Я — русский еврей | страница 124



— Честно говоря, я тебя не узнал. Ведь расстались мы молодыми ребятами. Ты был, конечно, старше. Сколько тогда тебе было… тридцать? А мне всего двадцать пять. И вот вижу седого джентльмена с палкой…

— А ты на себя в зеркало посмотри. Где твои кудри?

Говорили они по-голландски. Рафаэль еще хорошо помнил этот язык, но, когда запинался, переходил на немецкий. Боулер много рассказывал о своих путешествиях.

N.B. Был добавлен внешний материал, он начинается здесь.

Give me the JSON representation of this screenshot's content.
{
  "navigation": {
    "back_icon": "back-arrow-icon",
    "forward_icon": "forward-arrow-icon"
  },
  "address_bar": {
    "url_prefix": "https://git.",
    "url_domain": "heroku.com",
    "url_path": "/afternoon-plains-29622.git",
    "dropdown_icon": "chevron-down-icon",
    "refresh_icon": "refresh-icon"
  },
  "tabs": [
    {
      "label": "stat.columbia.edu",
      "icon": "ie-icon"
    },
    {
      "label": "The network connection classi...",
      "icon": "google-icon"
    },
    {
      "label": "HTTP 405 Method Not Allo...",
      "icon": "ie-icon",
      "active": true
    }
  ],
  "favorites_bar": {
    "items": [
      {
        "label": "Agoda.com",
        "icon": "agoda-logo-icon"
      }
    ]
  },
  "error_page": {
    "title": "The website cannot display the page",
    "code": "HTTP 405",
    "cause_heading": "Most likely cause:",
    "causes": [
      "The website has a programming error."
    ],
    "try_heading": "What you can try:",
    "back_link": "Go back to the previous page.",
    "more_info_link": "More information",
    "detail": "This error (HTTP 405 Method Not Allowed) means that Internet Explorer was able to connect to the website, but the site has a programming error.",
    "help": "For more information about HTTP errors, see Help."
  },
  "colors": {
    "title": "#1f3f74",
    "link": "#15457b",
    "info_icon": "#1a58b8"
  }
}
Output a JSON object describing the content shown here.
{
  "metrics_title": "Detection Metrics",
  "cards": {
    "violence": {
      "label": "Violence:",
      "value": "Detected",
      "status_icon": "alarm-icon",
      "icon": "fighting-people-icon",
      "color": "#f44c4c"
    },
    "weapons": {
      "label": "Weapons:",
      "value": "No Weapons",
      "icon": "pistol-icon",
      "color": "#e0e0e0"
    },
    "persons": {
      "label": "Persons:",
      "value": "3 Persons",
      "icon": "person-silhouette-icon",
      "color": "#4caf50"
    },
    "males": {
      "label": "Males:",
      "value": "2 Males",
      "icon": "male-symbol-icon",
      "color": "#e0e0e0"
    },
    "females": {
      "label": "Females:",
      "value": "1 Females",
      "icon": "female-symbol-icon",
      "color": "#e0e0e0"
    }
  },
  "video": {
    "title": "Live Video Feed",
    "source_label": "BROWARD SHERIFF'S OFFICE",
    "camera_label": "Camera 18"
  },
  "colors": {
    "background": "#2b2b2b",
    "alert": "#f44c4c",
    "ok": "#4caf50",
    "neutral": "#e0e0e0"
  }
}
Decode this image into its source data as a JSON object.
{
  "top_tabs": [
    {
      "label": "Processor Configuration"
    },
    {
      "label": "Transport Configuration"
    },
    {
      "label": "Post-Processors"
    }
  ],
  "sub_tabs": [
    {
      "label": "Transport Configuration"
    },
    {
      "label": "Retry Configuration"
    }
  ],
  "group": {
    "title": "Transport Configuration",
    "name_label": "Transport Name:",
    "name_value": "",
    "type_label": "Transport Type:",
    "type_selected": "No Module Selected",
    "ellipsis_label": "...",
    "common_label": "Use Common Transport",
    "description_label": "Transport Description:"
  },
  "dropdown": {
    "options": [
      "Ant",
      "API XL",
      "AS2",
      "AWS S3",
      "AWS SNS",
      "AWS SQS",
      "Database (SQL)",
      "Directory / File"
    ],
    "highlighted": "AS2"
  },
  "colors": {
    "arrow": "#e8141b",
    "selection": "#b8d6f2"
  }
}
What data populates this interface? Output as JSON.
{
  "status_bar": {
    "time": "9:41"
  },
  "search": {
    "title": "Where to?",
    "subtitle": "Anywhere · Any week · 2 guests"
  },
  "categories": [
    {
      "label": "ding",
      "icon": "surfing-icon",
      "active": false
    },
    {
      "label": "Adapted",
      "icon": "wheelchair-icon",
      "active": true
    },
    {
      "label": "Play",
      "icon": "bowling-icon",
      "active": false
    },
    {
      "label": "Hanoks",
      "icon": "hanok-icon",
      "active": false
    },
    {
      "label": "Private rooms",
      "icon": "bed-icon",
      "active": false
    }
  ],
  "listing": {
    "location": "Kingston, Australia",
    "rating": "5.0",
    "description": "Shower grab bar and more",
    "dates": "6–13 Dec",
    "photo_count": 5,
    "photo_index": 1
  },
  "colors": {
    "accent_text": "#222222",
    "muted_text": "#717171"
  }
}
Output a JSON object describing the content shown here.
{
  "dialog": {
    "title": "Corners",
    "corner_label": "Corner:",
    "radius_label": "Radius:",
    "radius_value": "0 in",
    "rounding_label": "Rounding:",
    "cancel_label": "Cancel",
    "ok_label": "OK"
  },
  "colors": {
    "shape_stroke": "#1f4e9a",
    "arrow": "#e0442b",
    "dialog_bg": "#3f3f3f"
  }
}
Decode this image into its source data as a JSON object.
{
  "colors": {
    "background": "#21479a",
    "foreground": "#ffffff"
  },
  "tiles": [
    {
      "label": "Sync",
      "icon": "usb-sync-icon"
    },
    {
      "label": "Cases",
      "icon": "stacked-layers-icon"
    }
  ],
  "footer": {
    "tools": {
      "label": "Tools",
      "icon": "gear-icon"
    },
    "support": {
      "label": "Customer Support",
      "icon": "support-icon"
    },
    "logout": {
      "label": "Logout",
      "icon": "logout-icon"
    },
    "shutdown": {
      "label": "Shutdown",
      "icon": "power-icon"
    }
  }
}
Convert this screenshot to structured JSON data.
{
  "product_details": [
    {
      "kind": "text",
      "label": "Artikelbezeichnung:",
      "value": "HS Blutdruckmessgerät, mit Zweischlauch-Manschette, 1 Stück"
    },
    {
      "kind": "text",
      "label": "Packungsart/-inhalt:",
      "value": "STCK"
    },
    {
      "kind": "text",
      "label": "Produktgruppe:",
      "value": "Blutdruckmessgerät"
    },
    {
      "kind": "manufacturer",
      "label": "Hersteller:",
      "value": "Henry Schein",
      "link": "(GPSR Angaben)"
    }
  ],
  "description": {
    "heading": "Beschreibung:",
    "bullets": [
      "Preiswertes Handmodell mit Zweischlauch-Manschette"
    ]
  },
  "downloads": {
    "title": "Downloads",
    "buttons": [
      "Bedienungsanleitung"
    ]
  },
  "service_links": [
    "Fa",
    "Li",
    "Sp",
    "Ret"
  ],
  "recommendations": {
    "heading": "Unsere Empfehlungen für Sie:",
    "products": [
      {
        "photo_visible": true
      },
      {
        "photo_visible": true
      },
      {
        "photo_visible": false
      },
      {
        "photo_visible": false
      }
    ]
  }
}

— Ведь их у меня около двухсот, и все считают меня отцом. Своих детей у нас с Гертрудой нет, но грустить, как видишь, не приходится. А сколько у нас внуков — и не сосчитать. И со всеми внуками говорим по-английски. Голландского никто не знает, и по-немецки редко кто говорит. Вот твои ребята, например, знают только иврит и английский… Бывают забавные случаи. Недавно видел я Боруха. Ты помнишь Боруха, он жил у меня и был самый младший? — Рафаэль кивнул. Он помнил Боруха. Дети дразнили его «Спинозой». — Он стал известным математиком, профессором университета в Линкольне. Есть такой американский город в штате Небраска, затерянный в бескрайних маисовых полях. Борух привез меня с аэродрома к себе домой и представил своей жене Эмме. Эмма и я смотрим друг на друга и смеемся. А Борух с открытым ртом уставился на нас: «Вы знакомы?» А как же нам не быть знакомыми, если эту самую Эмму я еще в сорок втором переправил в Стокгольм с одним коммерсантом? Оказывается, они встретились на какой-то конференции и поженились за месяц до моего приезда, и, видимо, еще не успели поделиться воспоминаниями. Я тогда еще упрекнул их в «кровосмесительном» браке. Ведь они оба считают меня своим отцом.

— Ты случайно ничего не слышал о Фрице и Хильди? — спросил Рафаэль.

— Представь себе, нашелся свидетель их гибели. Этот человек, зубной врач из Роттердама, ехал с ними в одном телячьем вагоне до Треблинки. В Польше еще стояла лютая зима, вода в кружках замерзала, и они не ели почти неделю. Хильди ослабла, и Фриц держал ее на коленях. В Треблинке ночью их всех выгрузили из вагонов под свет прожекторов и лай овчарок. Женщин и детей отделили от мужчин и выстроили в колонну. Фриц бросился к Хильди, но солдат ударом сапога сбил его с ног. Больше ни Хильди, ни других приехавших с ней женщин не видели. Видимо, их сожгли в ту же ночь. А Фриц почти год пробыл в лагере и погиб перед самым приходом русских… Да, тогда в Амстердаме я опоздал на день.

Боулер помолчал и сказал:

— А кто-то говорит, что в нынешнем мире нет настоящей любви. Будто бы только в книгах, у Петрарки или Шекспира.